Vasilopoulos v. Romano

228 A.D.2d 669 | N.Y. App. Div. | 1996

*670In 1989 the defendant Andrew Romano had represented the plaintiff Maria Vasilopoulos’s then husband at a loan closing at which the husband had procured a $50,000 loan, secured in part by a mortgage on certain real property belonging to Maria. Maria claimed that the power of attorney which her husband had presented at the closing was a forgery and that the transaction was unauthorized. She also claimed that her husband and Romano had conspired to conceal the details of the loan from her. In this action, she seeks compensatory and punitive damages on behalf of herself and her two infant daughters under various theories, including fraud, fraudulent concealment, and intentional infliction of emotional distress, all arising out of the loan transaction.

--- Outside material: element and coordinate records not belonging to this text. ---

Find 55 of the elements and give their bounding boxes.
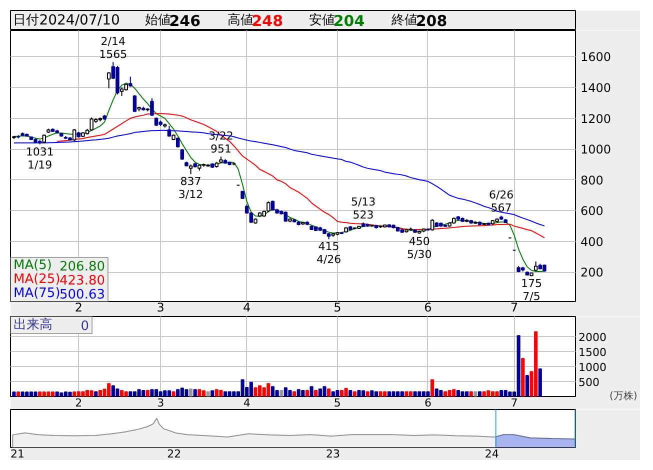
text: 246 [169, 12, 201, 30]
y-tick-label: 500 [578, 376, 600, 390]
x-tick-label: 21 [10, 448, 24, 460]
text: 204 [333, 12, 365, 30]
y-tick-label: 1200 [580, 112, 612, 126]
y-tick-label: 200 [580, 266, 604, 280]
x-tick-label: 2 [74, 300, 82, 314]
x-tick-label: 6 [424, 396, 432, 410]
y-tick-label: 2000 [578, 331, 606, 344]
x-tick-label: 6 [424, 300, 432, 314]
text: 日付 [13, 13, 40, 28]
y-axis-title: (万株) [609, 390, 638, 402]
annotation: 1031 1/19 [26, 145, 54, 172]
x-tick-label: 2 [75, 396, 82, 410]
text: 高値 [228, 12, 254, 28]
y-tick-label: 600 [580, 204, 604, 218]
y-tick-label: 1000 [580, 142, 612, 157]
x-tick-label: 3 [156, 300, 164, 314]
text: 終値 [390, 13, 418, 28]
x-tick-label: 5 [334, 300, 342, 314]
annotation: 0 [80, 319, 90, 334]
y-tick-label: 1500 [578, 346, 606, 360]
x-tick-label: 5 [334, 396, 341, 410]
annotation: 450 5/30 [407, 234, 432, 261]
x-tick-label: 4 [243, 300, 251, 314]
text: 248 [252, 12, 284, 30]
annotation: 415 4/26 [316, 240, 342, 266]
annotation: 423.80 [60, 274, 106, 288]
x-tick-label: 4 [243, 396, 250, 410]
x-tick-label: 23 [326, 448, 340, 460]
x-tick-label: 22 [167, 448, 182, 460]
text: MA(25) [13, 272, 60, 287]
y-tick-label: 800 [580, 173, 604, 188]
text: 始値 [145, 13, 172, 28]
annotation: 206.80 [60, 260, 106, 274]
text: MA(75) [13, 286, 60, 301]
y-tick-label: 400 [580, 234, 604, 249]
annotation: 500.63 [60, 288, 106, 302]
y-tick-label: 1000 [578, 361, 606, 374]
annotation: 2/14 1565 [99, 35, 128, 62]
annotation: 出来高 [13, 316, 52, 332]
x-tick-label: 7 [510, 396, 518, 410]
annotation: 6/26 567 [488, 188, 514, 215]
annotation: 5/13 523 [350, 196, 376, 222]
y-tick-label: 1600 [580, 50, 612, 64]
text: MA(5) [13, 258, 52, 273]
y-tick-label: 1400 [580, 80, 612, 95]
annotation: 837 3/12 [178, 175, 204, 202]
annotation: 175 7/5 [521, 277, 542, 304]
x-tick-label: 24 [484, 448, 499, 460]
x-tick-label: 7 [510, 300, 518, 314]
x-tick-label: 3 [157, 396, 164, 410]
text: 208 [416, 12, 448, 30]
text: 2024/07/10 [39, 12, 120, 28]
text: 安値 [309, 12, 336, 28]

Romano moved to dismiss the complaint in its entirety pursuant to CPLR 3211 and 3212. By order entered March 28, 1995, the Supreme Court, Westchester County, granted the motion with respect to most of the causes of action but denied the motion as to the causes of action sounding in fraud, fraudulent concealment, intentional infliction of emotional distress, and the demand for punitive damages on those causes of action.

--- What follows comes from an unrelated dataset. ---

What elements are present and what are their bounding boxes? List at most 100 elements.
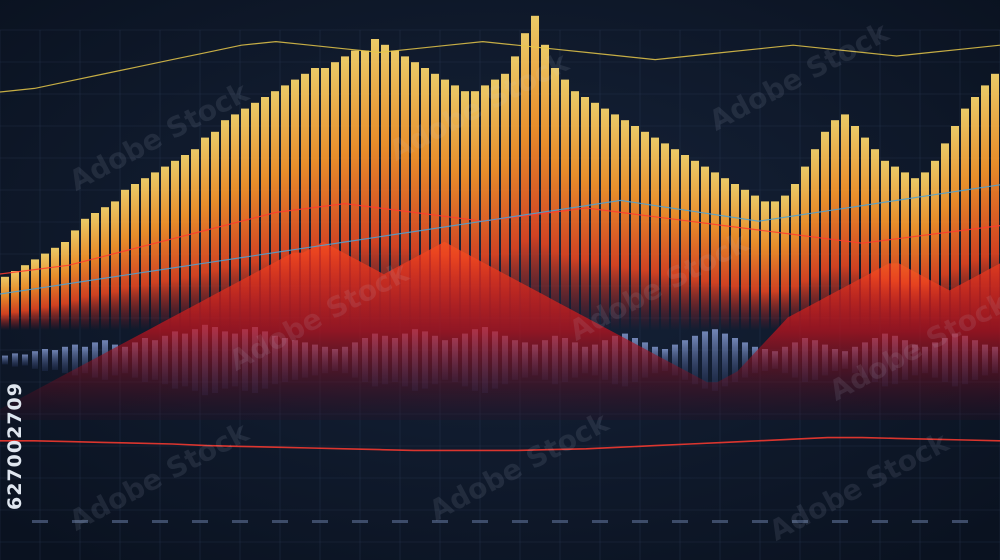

We agree with the Supreme Court that Maria Vasilopoulos raised triable issues of fact with regard to the causes of action *671based on fraud and fraudulent concealment. In her affidavit in opposition to Romano’s motion, Maria Vasilopoulos claimed that Romano refused to reveal the details of the loan closing to her, even after her repeated inquiries, even though he was indisputably aware that the mortgaged property belonged to her. She also stated that Romano claimed that he had no duty to disclose the details to her because he reasonably believed that she had authorized the transaction in its entirety. She disputed Romano’s claim that the parties spoke on the telephone on the morning of the loan closing, and also disputed the authenticity of the purported power of attorney on which Romano relied. These issues of fact are sufficient to defeat Romano’s motion for summary judgment as to the causes of action based on fraud and fraudulent concealment (see, Zuckerman v City of New York, 49 NY2d 557).

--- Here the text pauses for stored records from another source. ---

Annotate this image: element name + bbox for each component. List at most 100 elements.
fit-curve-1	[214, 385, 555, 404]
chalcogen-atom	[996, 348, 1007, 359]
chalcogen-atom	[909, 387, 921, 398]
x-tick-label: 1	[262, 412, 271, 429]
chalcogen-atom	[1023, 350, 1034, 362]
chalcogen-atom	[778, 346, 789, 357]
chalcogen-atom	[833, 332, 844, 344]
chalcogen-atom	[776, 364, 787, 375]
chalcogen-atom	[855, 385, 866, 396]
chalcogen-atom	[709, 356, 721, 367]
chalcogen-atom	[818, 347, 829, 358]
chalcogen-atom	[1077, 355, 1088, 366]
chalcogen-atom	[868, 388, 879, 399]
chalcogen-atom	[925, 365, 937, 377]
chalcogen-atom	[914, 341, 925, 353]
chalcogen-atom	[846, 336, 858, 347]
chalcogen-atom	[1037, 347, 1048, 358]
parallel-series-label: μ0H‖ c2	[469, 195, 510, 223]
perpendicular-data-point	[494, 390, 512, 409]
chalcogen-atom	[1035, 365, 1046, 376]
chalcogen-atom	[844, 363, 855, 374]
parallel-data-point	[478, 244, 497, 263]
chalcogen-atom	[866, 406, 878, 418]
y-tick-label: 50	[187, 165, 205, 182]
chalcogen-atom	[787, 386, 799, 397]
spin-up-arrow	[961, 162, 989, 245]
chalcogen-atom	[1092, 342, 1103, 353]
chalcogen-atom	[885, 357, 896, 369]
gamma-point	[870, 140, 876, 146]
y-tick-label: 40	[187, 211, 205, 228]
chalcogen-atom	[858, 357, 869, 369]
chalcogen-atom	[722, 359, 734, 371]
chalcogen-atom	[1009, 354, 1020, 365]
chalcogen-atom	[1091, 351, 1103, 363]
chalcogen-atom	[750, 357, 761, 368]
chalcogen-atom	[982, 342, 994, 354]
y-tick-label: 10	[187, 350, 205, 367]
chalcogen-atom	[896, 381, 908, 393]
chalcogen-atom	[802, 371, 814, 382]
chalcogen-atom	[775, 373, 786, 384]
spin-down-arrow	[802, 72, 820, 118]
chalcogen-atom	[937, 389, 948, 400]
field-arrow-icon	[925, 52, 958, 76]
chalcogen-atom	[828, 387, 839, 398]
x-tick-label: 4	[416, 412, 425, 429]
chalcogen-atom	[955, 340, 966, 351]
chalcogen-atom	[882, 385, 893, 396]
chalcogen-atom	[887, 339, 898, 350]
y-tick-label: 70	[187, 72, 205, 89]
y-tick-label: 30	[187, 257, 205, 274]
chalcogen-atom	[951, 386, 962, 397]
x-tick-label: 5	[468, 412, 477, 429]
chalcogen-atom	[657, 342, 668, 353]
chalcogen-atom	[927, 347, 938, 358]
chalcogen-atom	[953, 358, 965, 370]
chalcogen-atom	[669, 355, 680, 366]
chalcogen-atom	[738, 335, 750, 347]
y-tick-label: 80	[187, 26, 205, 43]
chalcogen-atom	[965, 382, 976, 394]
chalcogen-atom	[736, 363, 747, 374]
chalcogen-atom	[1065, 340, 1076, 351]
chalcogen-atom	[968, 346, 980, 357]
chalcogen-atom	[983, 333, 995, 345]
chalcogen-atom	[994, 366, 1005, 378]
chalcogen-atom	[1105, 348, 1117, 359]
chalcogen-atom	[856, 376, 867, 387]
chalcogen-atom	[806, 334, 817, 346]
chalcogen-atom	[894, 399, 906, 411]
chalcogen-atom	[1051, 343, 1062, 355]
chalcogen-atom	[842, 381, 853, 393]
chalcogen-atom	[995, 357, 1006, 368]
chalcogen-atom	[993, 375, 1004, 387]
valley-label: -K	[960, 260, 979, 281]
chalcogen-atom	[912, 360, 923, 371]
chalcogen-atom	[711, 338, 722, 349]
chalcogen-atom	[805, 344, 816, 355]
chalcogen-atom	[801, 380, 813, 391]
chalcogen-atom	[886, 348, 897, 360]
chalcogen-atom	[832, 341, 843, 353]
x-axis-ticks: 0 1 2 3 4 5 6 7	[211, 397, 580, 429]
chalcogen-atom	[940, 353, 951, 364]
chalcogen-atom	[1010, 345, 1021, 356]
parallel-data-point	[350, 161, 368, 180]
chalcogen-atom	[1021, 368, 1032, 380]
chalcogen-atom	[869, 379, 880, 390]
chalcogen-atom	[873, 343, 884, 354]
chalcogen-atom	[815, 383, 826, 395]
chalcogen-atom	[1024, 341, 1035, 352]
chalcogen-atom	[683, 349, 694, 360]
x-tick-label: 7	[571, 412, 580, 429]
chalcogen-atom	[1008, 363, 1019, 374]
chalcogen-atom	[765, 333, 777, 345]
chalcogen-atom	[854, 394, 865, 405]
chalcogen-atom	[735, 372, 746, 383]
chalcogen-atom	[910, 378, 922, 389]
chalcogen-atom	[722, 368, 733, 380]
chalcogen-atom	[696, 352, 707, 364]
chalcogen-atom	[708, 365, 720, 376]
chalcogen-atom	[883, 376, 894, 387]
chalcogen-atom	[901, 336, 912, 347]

Liability for damages as a result of intentional infliction of emotional distress, however, arises only where the conduct alleged is " ' "so outrageous in character, and so extreme in degree, as to go beyond all possible bounds of decency, and to be regarded as atrocious, and utterly intolerable in a civilized community” ’ ” (Howell v New York Post Co., 81 NY2d 115, 122, quoting Murphy v American Home Prods. Corp., 58 NY2d 293, 303). We cannot say that Romano’s alleged behavior in this case rose to that level of outrageousness. Nor would Vasilopoulos’s allegations, if true, warrant the imposition of punitive damages. Such damages are available only in cases where the alleged fraud "is aimed at the public generally, is gross, and involves high moral culpability” (Kelly v Defoe Corp., 223 AD2d 529, citing Walker v Sheldon, 10 NY2d 401, 405).

Finally, we note that Maria Vasilopoulos did not raise a triable issue of fact as to damages sustained by her daughters. The complaint, therefore, should have been dismissed in its entirety insofar as it was asserted on their behalf. Miller, J. P., Pizzuto, Santucci and Hart, JJ., concur.